Medicaid remains an important source of coverage for seniors and people with disabilities, often providing access to long-term services and supports (LTSS) not covered by Medicare or private coverage. Provisions in the Families First Coronavirus Response Act (FFCRA) require states to provide continuous coverage for Medicaid enrollees until the end of the month in which the COVID-19 public health emergency (PHE) ends in order to receive enhanced federal funding. The PHE is currently in place through July 15, 2022, and is expected to be extended until at least October 13, 2022. Centers for Medicare and Medicaid Services guidance recognizes that returning to normal operations when the PHE does end will require planning to avoid inappropriate coverage loss as states review eligibility for a large volume of enrollees.
This issue brief describes anticipated enrollment changes in pathways based on old age or disability (“non-MAGI”) after the PHE ends, state enrollment and renewal policies for non-MAGI groups as of January 1, 2022, and state plans for resuming normal operations when the PHE ends. These pathways are known as “non-MAGI” pathways because they do not use the Modified Adjusted Gross Income (MAGI) financial methodology that applies to eligibility for pregnant people, parents, and children with low incomes. The data were collected from March through May 2022 in KFF’s survey of Medicaid state eligibility officials. Overall, 50 states and the District of Columbia responded to the survey, though response rates for specific questions varied. Key findings include the following:
- Most states reported that non-MAGI enrollment increased during the COVID-19 PHE, and most states anticipate coverage losses at the end of the PHE. Of the 37 states responding, states most frequently cited change in income, followed by returned mail or inability to contact the enrollee as the primary reasons for anticipated coverage losses. A median of 10 percent of non-MAGI enrollees are expected to lose coverage at the end of the PHE (14 states responding).
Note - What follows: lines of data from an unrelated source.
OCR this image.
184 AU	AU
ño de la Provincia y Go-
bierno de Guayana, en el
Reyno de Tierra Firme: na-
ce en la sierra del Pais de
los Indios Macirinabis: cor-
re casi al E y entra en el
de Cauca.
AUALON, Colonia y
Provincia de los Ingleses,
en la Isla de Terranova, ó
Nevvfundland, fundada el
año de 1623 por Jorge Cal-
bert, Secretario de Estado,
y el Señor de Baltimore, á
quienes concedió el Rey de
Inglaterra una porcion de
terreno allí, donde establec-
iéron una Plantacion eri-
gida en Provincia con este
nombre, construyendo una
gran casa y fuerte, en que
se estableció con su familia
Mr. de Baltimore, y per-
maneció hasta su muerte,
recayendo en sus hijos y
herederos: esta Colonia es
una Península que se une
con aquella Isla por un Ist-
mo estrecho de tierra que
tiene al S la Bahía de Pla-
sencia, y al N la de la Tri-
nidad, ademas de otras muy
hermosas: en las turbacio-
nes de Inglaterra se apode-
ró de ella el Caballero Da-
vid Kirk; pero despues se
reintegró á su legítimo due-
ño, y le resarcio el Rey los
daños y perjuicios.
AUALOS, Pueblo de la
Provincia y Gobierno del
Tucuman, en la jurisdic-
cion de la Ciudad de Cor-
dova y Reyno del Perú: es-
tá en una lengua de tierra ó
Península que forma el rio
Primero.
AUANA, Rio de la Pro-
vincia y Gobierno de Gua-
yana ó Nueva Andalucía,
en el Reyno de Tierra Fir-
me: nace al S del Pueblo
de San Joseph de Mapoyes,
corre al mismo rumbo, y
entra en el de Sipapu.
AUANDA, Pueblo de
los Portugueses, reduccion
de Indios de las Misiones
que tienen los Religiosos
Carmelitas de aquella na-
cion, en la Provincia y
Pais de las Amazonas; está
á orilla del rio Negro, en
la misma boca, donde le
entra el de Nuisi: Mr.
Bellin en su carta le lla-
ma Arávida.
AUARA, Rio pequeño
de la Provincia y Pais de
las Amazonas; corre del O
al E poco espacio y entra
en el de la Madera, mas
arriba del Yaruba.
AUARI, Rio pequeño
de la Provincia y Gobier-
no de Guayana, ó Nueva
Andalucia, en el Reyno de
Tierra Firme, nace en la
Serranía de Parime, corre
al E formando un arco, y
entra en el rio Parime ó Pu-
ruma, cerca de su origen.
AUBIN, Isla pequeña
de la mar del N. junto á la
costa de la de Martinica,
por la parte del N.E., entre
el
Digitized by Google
- Staffing shortages and enrollee confusion were the most frequently identified issues expected to affect non-MAGI enrollees as states return to normal operations when the PHE ends.
- Most states (23 of 35 responding) currently renew eligibility for a small share (<25%) of non-MAGI enrollees on an ex parte basis (without requiring information from the enrollee). However, a majority of states have adopted at least one strategy to increase the share of ex parte renewals including relying on SNAP data without conducting a separate Medicaid determination (12 states), automating data checks (12 states), and expanding the number and type of electronic data sources used (11 states).
- Most states are planning to partner with other entities, such as health plans, providers, or community-based organizations, to provide information and/or assistance to seniors and people with disabilities who need to renew Medicaid eligibility or transition to other coverage (such as Medicare or Marketplace coverage) after the PHE ends.
Looking ahead to the PHE end, ensuring that eligible people remain enrolled or successfully transition to other coverage can help minimize gaps in coverage. This is especially important for seniors and people with disabilities, many of whom have chronic health needs and rely on long-term services and supports to meet daily needs. Historically, people who are enrolled in Medicaid in pathways based on old age or disability experience lower rates of churn, compared to children and non-elderly adults enrolled based solely on low income because they are less likely to experience changes in income or other factors affecting their on-going Medicaid eligibility. However, at the end of the PHE when millions of enrollees will need to complete a renewal, staffing shortages and enrollee confusion about how to navigate the process could increase risks of coverage loss. State policies to streamline eligibility and enrollment, such as increasing the share of non-MAGI renewals completed ex parte can minimize staff burden and promote continuity of coverage.